MECHANISM OF PROOXIDANT REACTION OF VITAMIN-E - KINETIC, SPECTROSCOPIC, AND ABINITIO STUDY OF PROTON-TRANSFER REACTION

To shed light on the mechanism of proton-transfer reactions, a kinetic, spectroscopic, and ab initio study of the prooxidant action of vitamin E derivatives has been carried out. The second-order rate constants (k(-s)'s) for the reaction of six tocopheroxyl radicals (Toc.'s) with five alkyl hydroperoxides (ROOHs) in benzene were determined spectrophotometrically. The first adiabatic ionization potentials (I(a)'s) of ROOHs were obtained by means of photoelectron spectroscopy.
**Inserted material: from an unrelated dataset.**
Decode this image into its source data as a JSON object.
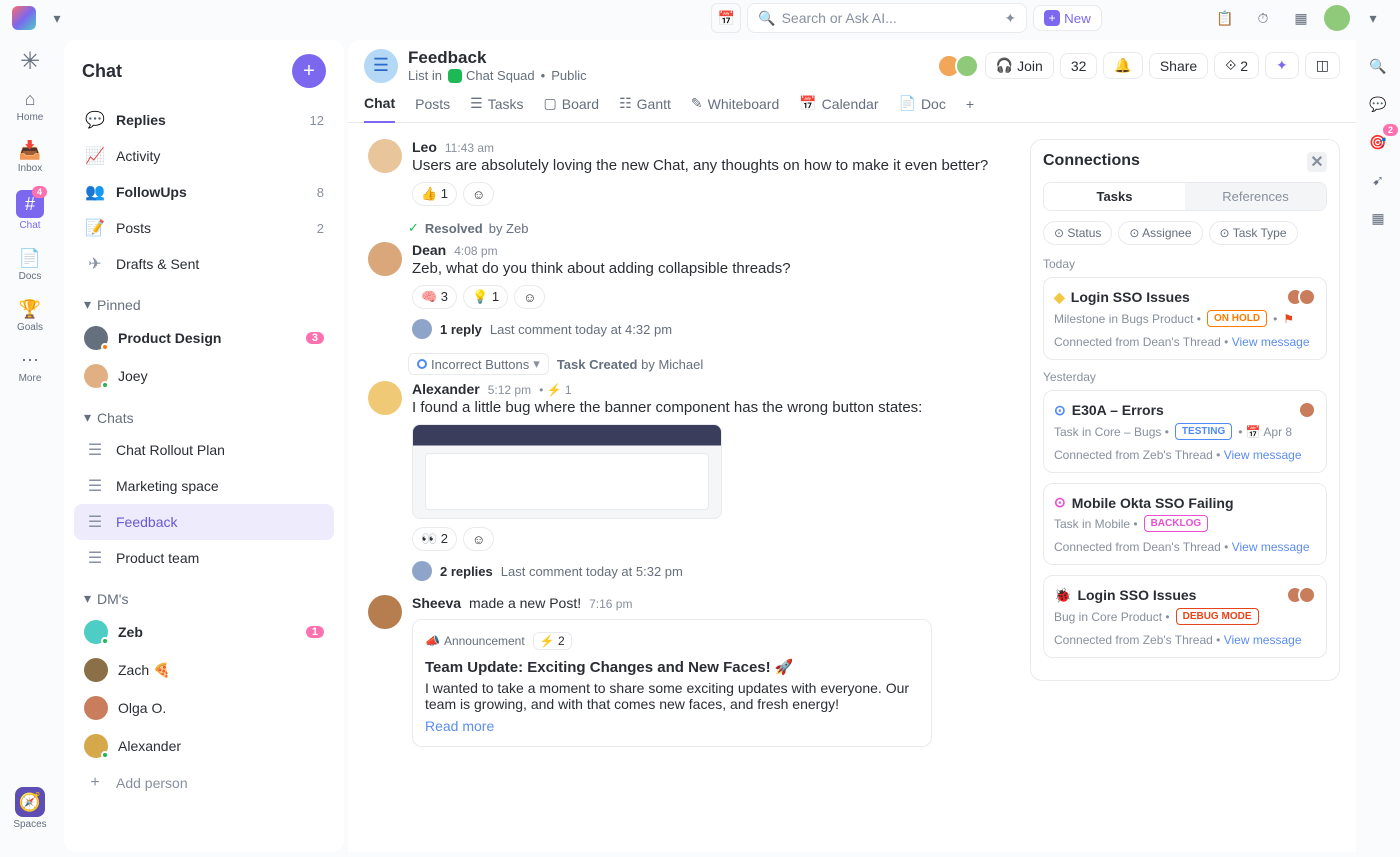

The result indicates that k(-s) increases as the electron-donating capacity of the alkyl substituents of ROOH increases and I(a) decreases. The methylation at the aromatic ring of Toc. reduces the k(-s) for a given ROOH. k(-s) for the reaction of deuterated alkyl hydroperoxides (ROODs) with a Toc. in a mixed solution of benzene and ethanol-d1 was also measured. A deuterium kinetic isotope effect on k(-s) is observed. For a given Toc., plots of log k(-s) vs I(a) for various ROOHs and log k(-s) vs Tafts sigma* constant of alkyl substituents of ROOH are found to be linear. The slope of the plot of log k(-s) vs sigma* for ROOD is similar to that for ROOH. The geometries of ROOHs were optimized, and the Koopmans' theorem first ionization potentials (I(K)'s) for those geometries were calculated with the ab initio method. A plot of log k(-s)the reactions of a Toc. with various ROOHs vs I(K) of the ROOH is also found to be linear. From these results, it is considered that both charge transfer and proton tunneling play important roles in the prooxidant reaction of TocH. The transition state in the prooxidant reaction has properties of the charge-transfer species. The proton tunneling takes place below the transition state. Tunneling allows the proton to cut a corner on the potential energy surface. Our explanation will be widely applicable to many transfer reactions.